Prorogation de la suspension de la cause de dissolution pour pertes jusqu’en 2026

Table des Matières
Le Bulletin officiel de l’État espagnol (BOE) du 24 décembre 2025 a publié une nouvelle prolongation du régime exceptionnel lié à la cause légale de dissolution pour pertes, par le biais de la quatrième disposition additionnelle, qui a de nouveau une incidence directe sur l’interprétation et l’application de l’article 363.1.e) du texte refondu de la Loi sur les sociétés de capitaux (LSC).
Concrètement, cette prolongation implique que l’exclusion des pertes correspondant aux exercices 2020 et 2021 aux fins de déterminer l’existence d’un motif de dissolution pour déséquilibre patrimonial est reportée jusqu’à la clôture de l’exercice débutant en 2026.
Portée juridique de l’exclusion de pertes
Selon l’article 363.1.e), de la Loi sur les sociétés de capitaux, il existe un motif légal de dissolution lorsque les pertes réduisent le patrimoine net à un montant inférieur à la moitié du capital social, sauf si celui-ci est augmenté ou réduit dans une mesure suffisante.
La nouvelle disposition publiée précise que, exclusivement à ces fins, les pertes des exercices 2020 et 2021 ne seront pas prises en compte jusqu’à la clôture de l’exercice débutant en 2026. Il s’agit donc d’une exclusion limitée, qui n’élimine pas ces pertes des états financiers, mais empêche qu’elles déclenchent automatiquement la cause légale de dissolution.
D’un point de vue comptable et sociétaire, cette mesure s’inscrit dans le cadre de l’approche adoptée après la pandémie, afin d’éviter que des circonstances économiques exceptionnelles passées continuent d’avoir des effets juridiques structurels sur des sociétés qui, dans de nombreux cas, ont retrouvé leur activité et leur capacité opérationnelle.

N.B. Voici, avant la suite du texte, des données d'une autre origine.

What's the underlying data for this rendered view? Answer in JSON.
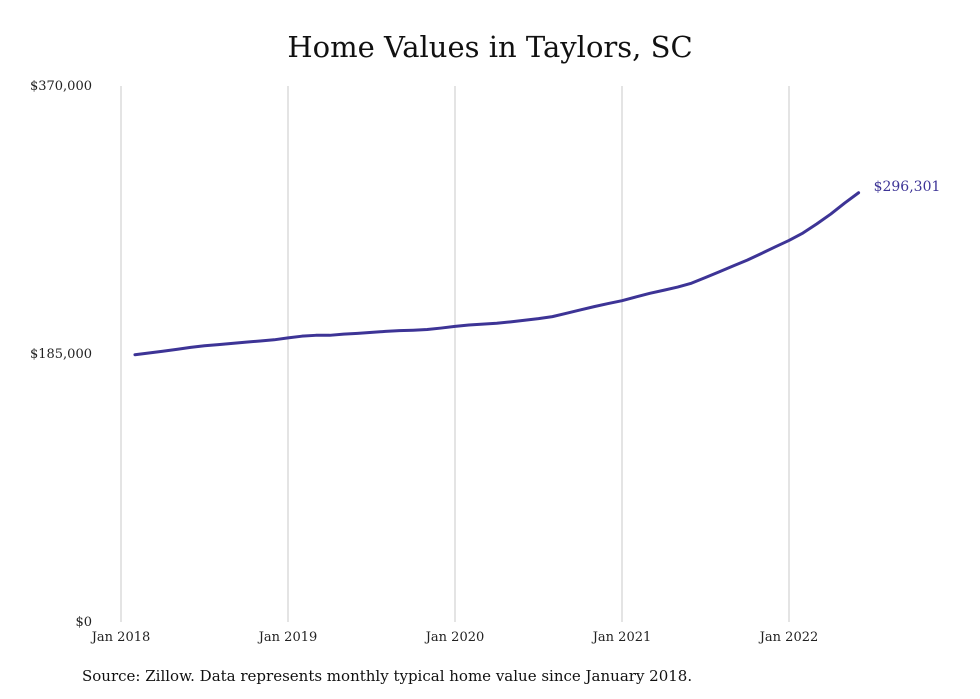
{
  "chart_data": {
    "type": "line",
    "title": "Home Values in Taylors, SC",
    "xlabel": "",
    "ylabel": "",
    "x_tick_labels": [
      "Jan 2018",
      "Jan 2019",
      "Jan 2020",
      "Jan 2021",
      "Jan 2022"
    ],
    "y_tick_labels": [
      "$0",
      "$185,000",
      "$370,000"
    ],
    "ylim": [
      0,
      370000
    ],
    "xlim": [
      "2018-01",
      "2022-07"
    ],
    "grid": "vertical",
    "legend": "none",
    "line_color": "#3d3496",
    "end_label": "$296,301",
    "series": [
      {
        "x": [
          "2018-02",
          "2018-03",
          "2018-04",
          "2018-05",
          "2018-06",
          "2018-07",
          "2018-08",
          "2018-09",
          "2018-10",
          "2018-11",
          "2018-12",
          "2019-01",
          "2019-02",
          "2019-03",
          "2019-04",
          "2019-05",
          "2019-06",
          "2019-07",
          "2019-08",
          "2019-09",
          "2019-10",
          "2019-11",
          "2019-12",
          "2020-01",
          "2020-02",
          "2020-03",
          "2020-04",
          "2020-05",
          "2020-06",
          "2020-07",
          "2020-08",
          "2020-09",
          "2020-10",
          "2020-11",
          "2020-12",
          "2021-01",
          "2021-02",
          "2021-03",
          "2021-04",
          "2021-05",
          "2021-06",
          "2021-07",
          "2021-08",
          "2021-09",
          "2021-10",
          "2021-11",
          "2021-12",
          "2022-01",
          "2022-02",
          "2022-03",
          "2022-04",
          "2022-05",
          "2022-06"
        ],
        "y": [
          184500,
          185700,
          186900,
          188200,
          189600,
          190700,
          191500,
          192300,
          193200,
          194000,
          194800,
          196100,
          197300,
          197900,
          197900,
          198700,
          199200,
          199900,
          200600,
          201100,
          201400,
          201900,
          202900,
          204100,
          205000,
          205600,
          206200,
          207200,
          208300,
          209400,
          210800,
          213100,
          215400,
          217700,
          219800,
          221800,
          224400,
          226900,
          229000,
          231200,
          233900,
          237800,
          241800,
          245800,
          249800,
          254300,
          258900,
          263400,
          268500,
          274800,
          281600,
          289200,
          296301
        ]
      }
    ]
  },
  "source_text": "Source: Zillow. Data represents monthly typical home value since January 2018."
}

Limites de suspension et devoirs des administrateurs
Toutefois, cette prolongation ne doit pas être interprétée comme un assouplissement général du régime de responsabilité des administrateurs ni comme une exonération indéfinie de l’obligation de réagir face à des situations de déséquilibre patrimonial.
La norme est claire lorsqu’elle établit que, si l’on choisit d’exclure les pertes correspondant aux exercices 2020 et 2021, et que les résultats des exercices 2022, 2023, 2024, 2025 ou 2026 génèrent des pertes qui réduisent les capitaux propres à moins de la moitié du capital social, la cause de dissolution sera considérée comme effectivement concurrente.
Dans ce cas, les administrateurs doivent :
-Convoquer une Assemblée générale dans un délai de deux mois à compter de la clôture de l’exercice, conformément à l’article 365 LSC, afin de décider de la dissolution ; ou
-Adopter des mesures suffisantes pour rééquilibrer le patrimoine (augmentation ou réduction du capital, entre autres).
Rappelons également que tout associé peut demander la convocation de l’assemblée si les administrateurs n’agissent pas, avec les implications qui en découlent en matière de responsabilité.
Incidences pratiques sur la formulation des comptes
Du point de vue de l’information financière, cette prorogation exige une attention particulière dans l’évaluation du principe de l’entreprise en activité et dans l’explication correcte de la situation patrimoniale dans le rapport annuel.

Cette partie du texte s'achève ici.